Pilav üstü dönere giriştim ardından, pilav lapaydı... Döner çok kalın kesilmişti, ayıp olmasın diye ses etmedim...
Türk kahvesi sıcak sudan yapılmıştı, köpürmemişti velhasıl bulaşık suyundan halliceydi.
Kitapçıda Mehmet'i gördüm, aslında hiç sevmem, ayıp olmasın diye de adını değiştirdim zaten, hani yazıyı okur da güceneceği tutarsa, kıvırma payım olsun...
Çay içmeyi önerdi, ne zamandır sohbet etmiyoruz şimdi kabul etmesem ayıp olacak diye düşündüm, "olur" dedim...
Dolmuş çocuk, dertli de, ayıp olmasın diye dinledim...
Sıkıntıdan tırnaklarımı yemeye başlamışken, fıkra anlatacağı tuttu adamın...
Ayıp olmasın diye de dandik bir fıkraya gülünür mü yahu?
Anlatan çok hevesli olunca...
Güldüm...
Ayıp olmasın diye çay paralarını da ödedim sonra...
Yağmur yağıyordu ayıp olmasın diye evine de bıraktım.
Alış veriş merkezinde sepetimdekilerin ücretini ödemek için kuyruğa girdim, tam sıra bana geldi, altmışlı yaşlarda, şapkalı, pardösülü bir amca gözümün içine baka baka önüme geçti...

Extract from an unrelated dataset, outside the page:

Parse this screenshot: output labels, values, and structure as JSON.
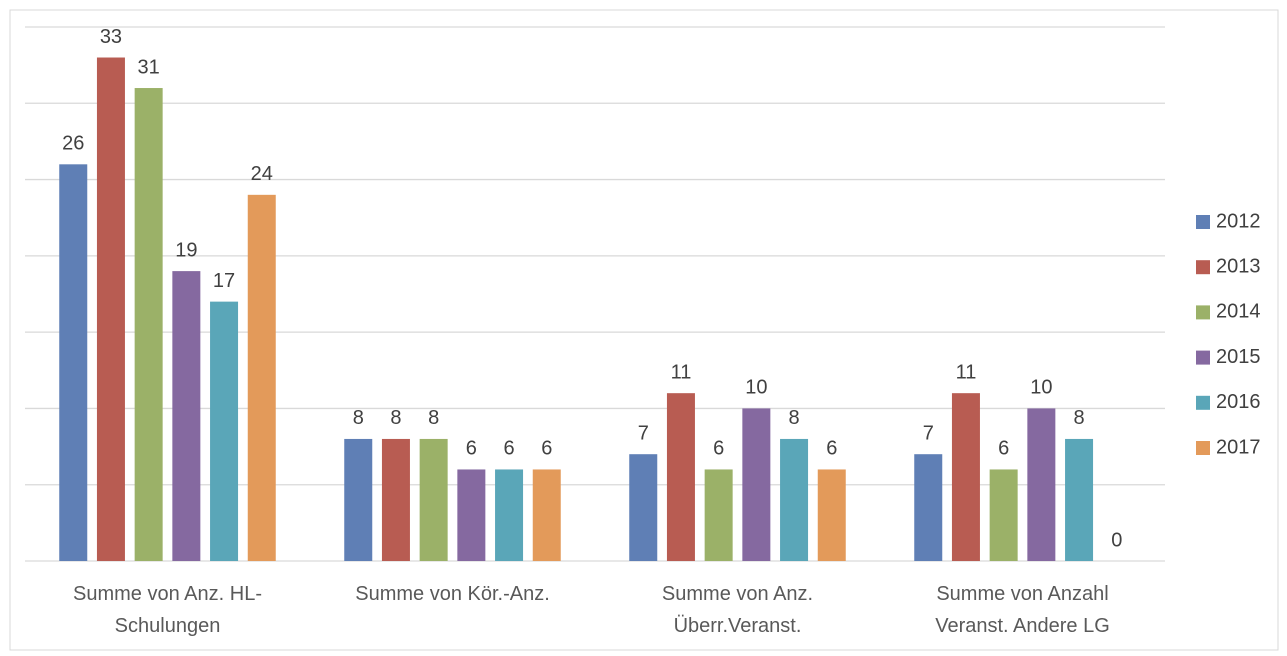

Ayıp olmasın, tatsızlık çıkmasın diye görmezden geldim...
Kapalı garajda öpüşen çifte ayıp olmasın diye başımı çevirdim sonra...
Mahalleye geldim, arabamı park ettim, elimde poşetlere eve gidiyorum...
Ayıp olmasın diye o kadar dikkat ettikten sonra...
Biri arkamdan seslendi;
" Komşu ayıp oluyor ama orası benim park yerim!"